那么崇尚感性的“书法”与同样崇尚感性的“审美现代性”是否可以兼容呢?在20世纪80年代,“审美现代性”将“现代主义气质”引入中国,对中国大陆的文学艺术创作造成了深刻的冲击,各种艺术都诞生了大量具有探索意味的先锋派作品。这种气质也同样反映在书法艺术的创作上,书坛开始求新、求变、试图用新颖的表达形式一改有清一代三百年来死气沉沉的景象。无论是书写工具、书写载体、章法形式、墨法使用还是审美场域都较古人有了距离,开始向西方现代主义艺术靠近并吸收养分,书法愈发开始变为一种“展览”的外向型的艺术形式。虽说书法与西方现代主义艺术存在着一定程度的共性,如二者都强调从空间层面建构时间意识,亦都强调感性抽象思维对于创作的重要性,同样寻求一种内省化的精神体验等,但二者之间仍有不可调和的矛盾。首先,书法之“法度”早由古人所确立,即使在古人那里,亦有“崇古”的传统。孙过庭说:“彼之四贤,古今特绝;而今不逮古,古质而今妍。”纵观书坛历史,敢“恨二王无臣法”的终究是凤毛麟角的少数,书法以“崇古”为美成为历代书家心照不宣的共识,书质愈古,愈能向先贤靠近,作品也愈有超越历史时间的永恒之美。而脱胎于“审美现代性”的西方现代主义作品则不同。由于审美现代性诞生伊始,就是作为启蒙现代性的对立面而存在的,因此它不可避免地有着一种批判性与破坏性力量,德国思想家舍勒认为,审美现代性的精神气质是怨恨。怨恨作为一种崇尚对立与割裂的负面情绪,与讲求天人合一万物和谐的中国书法是格格不入的。其次,中国传统书法的理论来源是一种“前现代”的知识结构,站在审美现代性的角度上看,这种“前现代”无疑是一种“文化保守主义”,同样是应予批判的。综上可见,由于先天的诞生过程、文化背景与精神内核都有着较大分歧,作为“传统文化”代表的中国书法与代表西方现代艺术文明的“审美现代性”仍有结合上的难度。
三、书法现代性的路径得失
虽然中国书法与现代性之间有着不可调和的矛盾,但这并非说“现代性”一无是处,不能为中国书法的当代革新所用。在社会生活日新月异的现代世界,中国书法如果仍是浸淫于书斋间的小众艺术,那么书法的生命力也必将衰竭。因此,书法必须具有“现代性”,要同时从“启蒙现代性”与“审美现代性”吸取可为己用的养分。

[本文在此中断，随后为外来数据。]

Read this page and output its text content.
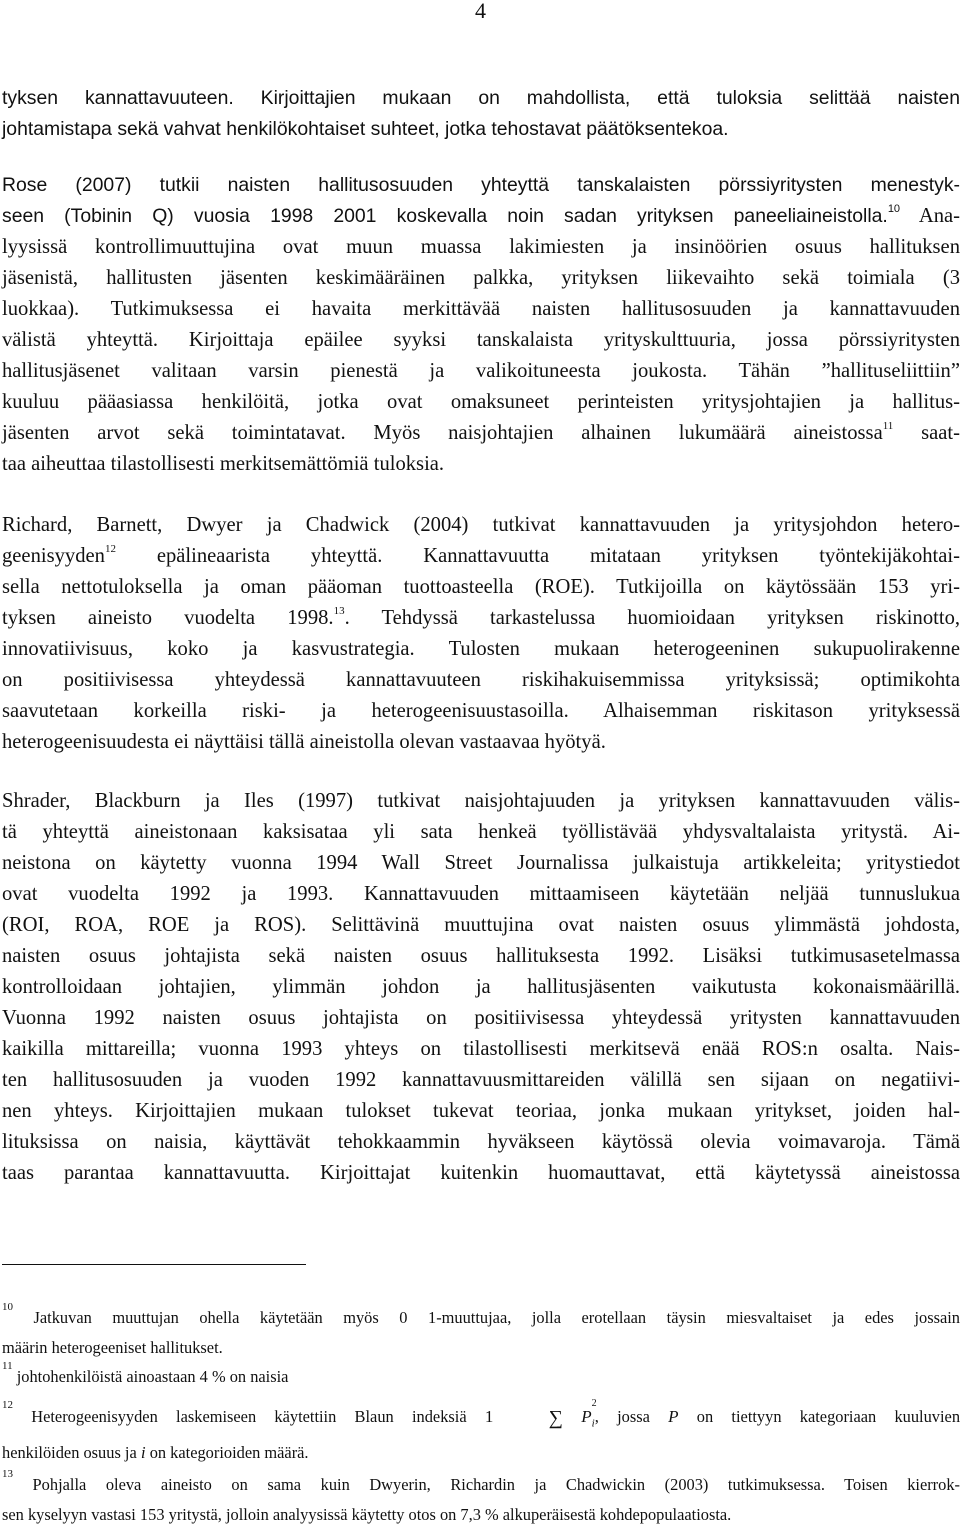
4
tyksen kannattavuuteen. Kirjoittajien mukaan on mahdollista, että tuloksia selittää naisten
johtamistapa sekä vahvat henkilökohtaiset suhteet, jotka tehostavat päätöksentekoa.
Rose (2007) tutkii naisten hallitusosuuden yhteyttä tanskalaisten pörssiyritysten menestyk-
seen (Tobinin Q) vuosia 1998 2001 koskevalla noin sadan yrityksen paneeliaineistolla.$^{10}$ Ana-
lyysissä kontrollimuuttujina ovat muun muassa lakimiesten ja insinöörien osuus hallituksen
jäsenistä, hallitusten jäsenten keskimääräinen palkka, yrityksen liikevaihto sekä toimiala (3
luokkaa). Tutkimuksessa ei havaita merkittävää naisten hallitusosuuden ja kannattavuuden
välistä yhteyttä. Kirjoittaja epäilee syyksi tanskalaista yrityskulttuuria, jossa pörssiyritysten
hallitusjäsenet valitaan varsin pienestä ja valikoituneesta joukosta. Tähän ”hallituseliittiin”
kuuluu pääasiassa henkilöitä, jotka ovat omaksuneet perinteisten yritysjohtajien ja hallitus-
jäsenten arvot sekä toimintatavat. Myös naisjohtajien alhainen lukumäärä aineistossa$^{11}$ saat-
taa aiheuttaa tilastollisesti merkitsemättömiä tuloksia.
Richard, Barnett, Dwyer ja Chadwick (2004) tutkivat kannattavuuden ja yritysjohdon hetero-
geenisyyden$^{12}$ epälineaarista yhteyttä. Kannattavuutta mitataan yrityksen työntekijäkohtai-
sella nettotuloksella ja oman pääoman tuottoasteella (ROE). Tutkijoilla on käytössään 153 yri-
tyksen aineisto vuodelta 1998.13. Tehdyssä tarkastelussa huomioidaan yrityksen riskinotto,
innovatiivisuus, koko ja kasvustrategia. Tulosten mukaan heterogeeninen sukupuolirakenne
on positiivisessa yhteydessä kannattavuuteen riskihakuisemmissa yrityksissä; optimikohta
saavutetaan korkeilla riski- ja heterogeenisuustasoilla. Alhaisemman riskitason yrityksessä
heterogeenisuudesta ei näyttäisi tällä aineistolla olevan vastaavaa hyötyä.
Shrader, Blackburn ja Iles (1997) tutkivat naisjohtajuuden ja yrityksen kannattavuuden välis-
tä yhteyttä aineistonaan kaksisataa yli sata henkeä työllistävää yhdysvaltalaista yritystä. Ai-
neistona on käytetty vuonna 1994 Wall Street Journalissa julkaistuja artikkeleita; yritystiedot
ovat vuodelta 1992 ja 1993. Kannattavuuden mittaamiseen käytetään neljää tunnuslukua
(ROI, ROA, ROE ja ROS). Selittävinä muuttujina ovat naisten osuus ylimmästä johdosta,
naisten osuus johtajista sekä naisten osuus hallituksesta 1992. Lisäksi tutkimusasetelmassa
kontrolloidaan johtajien, ylimmän johdon ja hallitusjäsenten vaikutusta kokonaismäärillä.
Vuonna 1992 naisten osuus johtajista on positiivisessa yhteydessä yritysten kannattavuuden
kaikilla mittareilla; vuonna 1993 yhteys on tilastollisesti merkitsevä enää ROS:n osalta. Nais-
ten hallitusosuuden ja vuoden 1992 kannattavuusmittareiden välillä sen sijaan on negatiivi-
nen yhteys. Kirjoittajien mukaan tulokset tukevat teoriaa, jonka mukaan yritykset, joiden hal-
lituksissa on naisia, käyttävät tehokkaammin hyväkseen käytössä olevia voimavaroja. Tämä
taas parantaa kannattavuutta. Kirjoittajat kuitenkin huomauttavat, että käytetyssä aineistossa
$^{10}$ Jatkuvan muuttujan ohella käytetään myös 0 1-muuttujaa, jolla erotellaan täysin miesvaltaiset ja edes jossain
määrin heterogeeniset hallitukset.
$^{11}$ johtohenkilöistä ainoastaan 4 % on naisia
$^{12}$ Heterogeenisyyden laskemiseen käytettiin Blaun indeksiä 1	∑ $P_i$
2
, jossa P on tiettyyn kategoriaan kuuluvien
henkilöiden osuus ja i on kategorioiden määrä.
$^{13}$ Pohjalla oleva aineisto on sama kuin Dwyerin, Richardin ja Chadwickin (2003) tutkimuksessa. Toisen kierrok-
sen kyselyyn vastasi 153 yritystä, jolloin analyysissä käytetty otos on 7,3 % alkuperäisestä kohdepopulaatiosta.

“启蒙现代性”在当下的最大价值莫过于“现代化意识”,“现代化”并不是个陌生的概念,早在1954年,第一届全国人大就提出要实现工业、农业、交通运输业与国防的“四个现代化”。虽然“现代化”一开始并没有进入文化领域,但随着1980年代以来社会经济的飞速发展,文化领域的现代化于悄无声息间逐渐实现。一方面,对于书法领域来说,“现代化”深刻地影响了书法功用、书法传播、书法教育、书法创作与审美以及书法展出等诸多方面,最大的变革莫过于推动了书法从“书斋型艺术”向“公众型艺术”的转变。可以这么说,如果没有现代化的推动,没有互联网与新媒体的传播,书法不会走入寻常百姓人家,亦不会走入展厅向社会公众展示,成为人人皆可以谈论的“显学”。可以这么说,现代化进程推动了书法艺术的横纵普及,提升了書法研习的效率,同时也完善了书法教育体制。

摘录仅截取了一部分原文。